The institution was started in the 1950s by pediatrician Esther B. Clark. Clark, believed to have been Palo Alto’s first pediatrician, observed the strain on families with children struck by polio. “After the basic physical treatment was handled, (the families) needed emotional assistance beyond what could be done in the pediatrician’s office or the hospital,” said Susan Kavet, the council’s manager for corporate and foundation relations.
So the Children’s Health Council was born. And as the community’s needs have changed, so has the organization. Instead of polio, the council now sees children with attention deficit hyperactivity disorder, autism, anxiety, depression and other disorders. Many of these children have not been successful in their own schools’ special needs programs. They are children whom the public schools can no longer accommodate because of the number and complexity of their problems.
“A child that you might think of moving to a private school like Children’s Health is a child who has an emotional disturbance compounding a learning disability,” said Cathi Serpa, the director of special education local plan area II, which includes Los Altos.
The organization assists schools in Santa Clara and San Mateo counties with this type of child, offering a school, a clinic and an outreach program.
The nine classrooms in the Esther B. Clark School each have up to 10 children. For many of them, this is the only alternative to a residential facility. Each class is staffed by four professionals - a teacher, a teacher’s aide, a therapist and a behavior management specialist.
The clinic that adjoins the school is the largest of the Children’s Health Council’s three parts. In addition to the school’s professional staff, the clinic employs child psychiatrists, clinical psychologists, neuropsychologists, speech and language specialists and occupational therapists.
Each professional brings a unique expertise, which is why the council tends to get referrals of more complicated cases, Dr. Leon Wanerman said. Wanerman has been involved in children’s mental health for more than 40 years and is completing his second year as the council’s clinical director.
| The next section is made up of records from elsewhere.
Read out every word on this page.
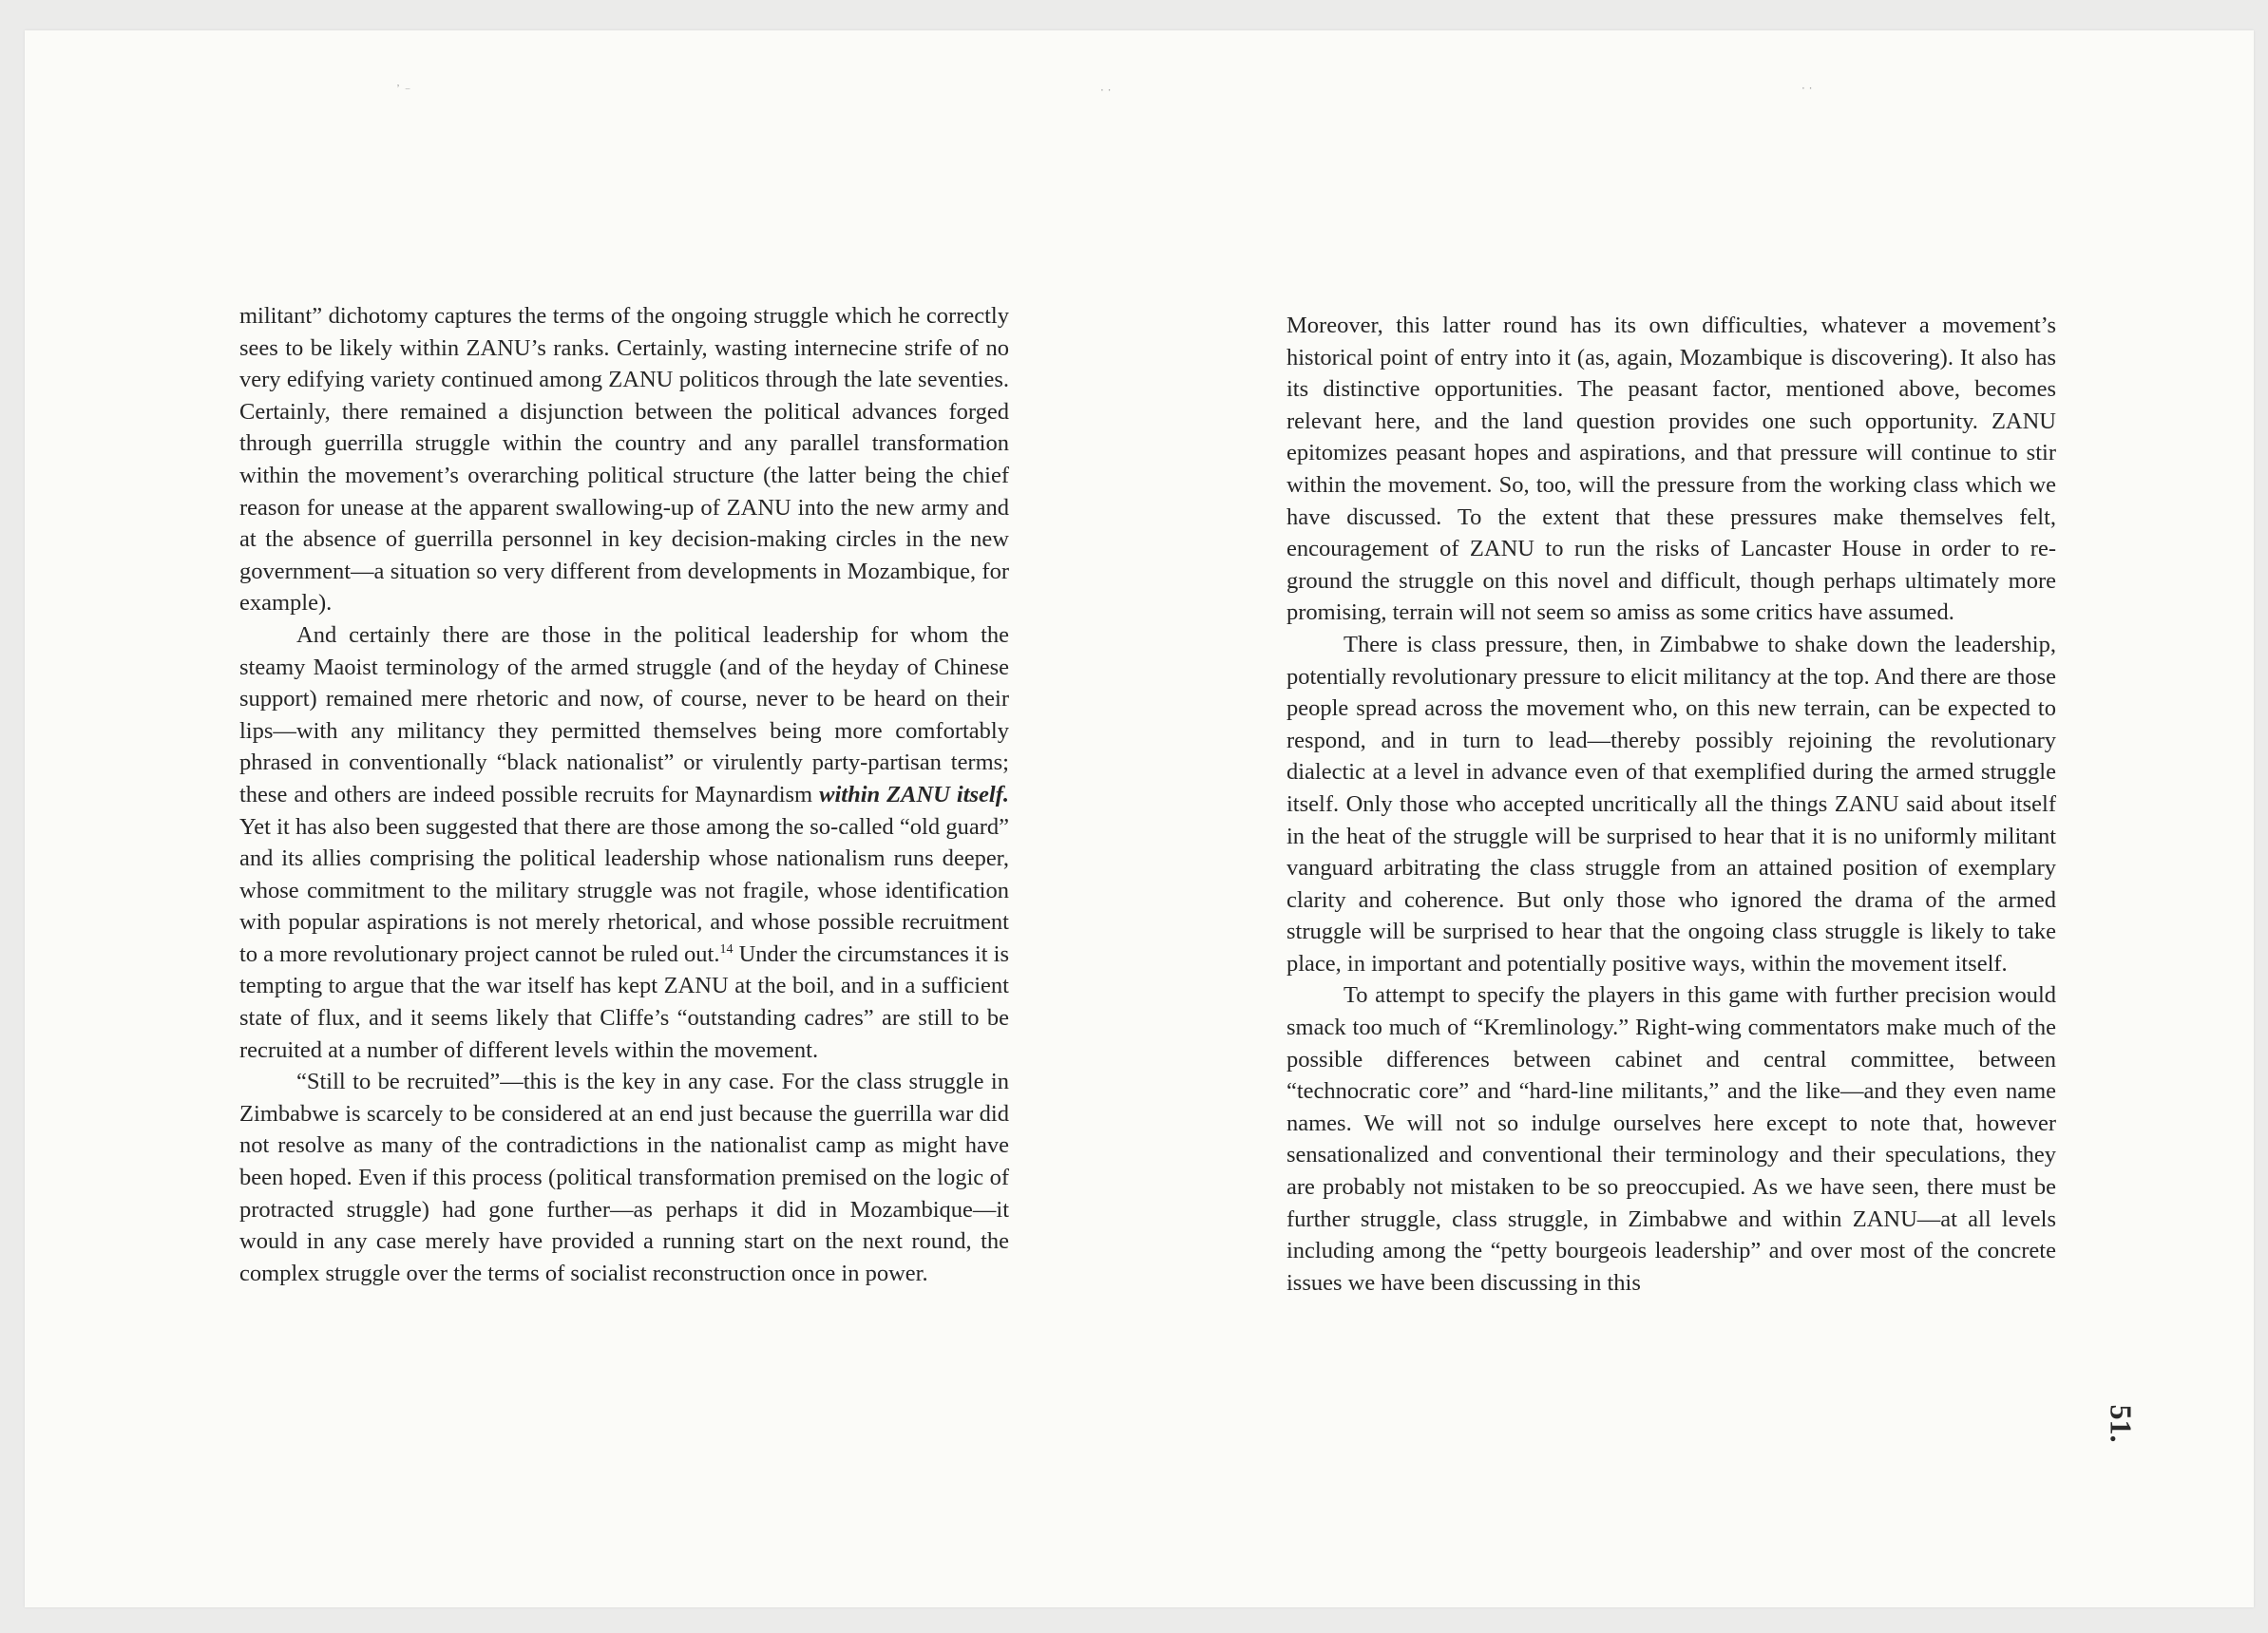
᾿ ⁻	· ·	· ·

militant” dichotomy captures the terms of the ongoing struggle which he correctly sees to be likely within ZANU’s ranks. Certainly, wasting internecine strife of no very edifying variety continued among ZANU politicos through the late seventies. Certainly, there remained a disjunction between the political advances forged through guerrilla struggle within the country and any parallel transformation within the movement’s overarching political structure (the latter being the chief reason for unease at the apparent swallowing-up of ZANU into the new army and at the absence of guerrilla personnel in key decision-making circles in the new government—a situation so very different from developments in Mozambique, for example).

And certainly there are those in the political leadership for whom the steamy Maoist terminology of the armed struggle (and of the heyday of Chinese support) remained mere rhetoric and now, of course, never to be heard on their lips—with any militancy they permitted themselves being more comfortably phrased in conventionally “black nationalist” or virulently party-partisan terms; these and others are indeed possible recruits for Maynardism within ZANU itself. Yet it has also been suggested that there are those among the so-called “old guard” and its allies comprising the political leadership whose nationalism runs deeper, whose commitment to the military struggle was not fragile, whose identification with popular aspirations is not merely rhetorical, and whose possible recruitment to a more revolutionary project cannot be ruled out.$^{14}$ Under the circumstances it is tempting to argue that the war itself has kept ZANU at the boil, and in a sufficient state of flux, and it seems likely that Cliffe’s “outstanding cadres” are still to be recruited at a number of different levels within the movement.

“Still to be recruited”—this is the key in any case. For the class struggle in Zimbabwe is scarcely to be considered at an end just because the guerrilla war did not resolve as many of the contradictions in the nationalist camp as might have been hoped. Even if this process (political transformation premised on the logic of protracted struggle) had gone further—as perhaps it did in Mozambique—it would in any case merely have provided a running start on the next round, the complex struggle over the terms of socialist reconstruction once in power.

Moreover, this latter round has its own difficulties, whatever a movement’s historical point of entry into it (as, again, Mozambique is discovering). It also has its distinctive opportunities. The peasant factor, mentioned above, becomes relevant here, and the land question provides one such opportunity. ZANU epitomizes peasant hopes and aspirations, and that pressure will continue to stir within the movement. So, too, will the pressure from the working class which we have discussed. To the extent that these pressures make themselves felt, encouragement of ZANU to run the risks of Lancaster House in order to re-ground the struggle on this novel and difficult, though perhaps ultimately more promising, terrain will not seem so amiss as some critics have assumed.

There is class pressure, then, in Zimbabwe to shake down the leadership, potentially revolutionary pressure to elicit militancy at the top. And there are those people spread across the movement who, on this new terrain, can be expected to respond, and in turn to lead—thereby possibly rejoining the revolutionary dialectic at a level in advance even of that exemplified during the armed struggle itself. Only those who accepted uncritically all the things ZANU said about itself in the heat of the struggle will be surprised to hear that it is no uniformly militant vanguard arbitrating the class struggle from an attained position of exemplary clarity and coherence. But only those who ignored the drama of the armed struggle will be surprised to hear that the ongoing class struggle is likely to take place, in important and potentially positive ways, within the movement itself.

To attempt to specify the players in this game with further precision would smack too much of “Kremlinology.” Right-wing commentators make much of the possible differences between cabinet and central committee, between “technocratic core” and “hard-line militants,” and the like—and they even name names. We will not so indulge ourselves here except to note that, however sensationalized and conventional their terminology and their speculations, they are probably not mistaken to be so preoccupied. As we have seen, there must be further struggle, class struggle, in Zimbabwe and within ZANU—at all levels including among the “petty bourgeois leadership” and over most of the concrete issues we have been discussing in this

51.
“I’ve really rarely seen an organization like this. On any particular case, we can pull any of these specialists together for either a very complex evaluation or for a series of treatments,” he said.
Evaluations are a big part of the council’s function in the community. Wanerman estimates that over the last school year, his staff worked with around 1,000 families and almost all of them included at least an evaluation.
“Most of the time, when we get a referral, the question is to do an evaluation or to do a re-evaluation and to come up with a plan of remediation which we may implement or which may be referred back out to community specialists,” he said.
The organization also hosts a number of professional education courses and collaborative programs. It has implemented the Behavior Specialist Outreach Program (BSOP), which sends some of the council’s behavior specialists into the schools, supplying the latter with resources that they would not otherwise have.
“The BSOP is really an excellent program; they’re in the forefront there,” Serpa said.
Lucile Packard Children’s Hospital has forged two alliances with the council. The first helps medically fragile children reintegrate into their schools after surviving cancer, organ transplants and other severe medical situations.
In the second program, Children’s Health Council staff psychologists go to the clinic for babies who have been in the neonatal intensive care nursery. There, they evaluate the babies for cognitive deficits or other psychological issues. “If you can evaluate them early enough, you can begin to plan what those babies are going to need in the future,” Wanerman said.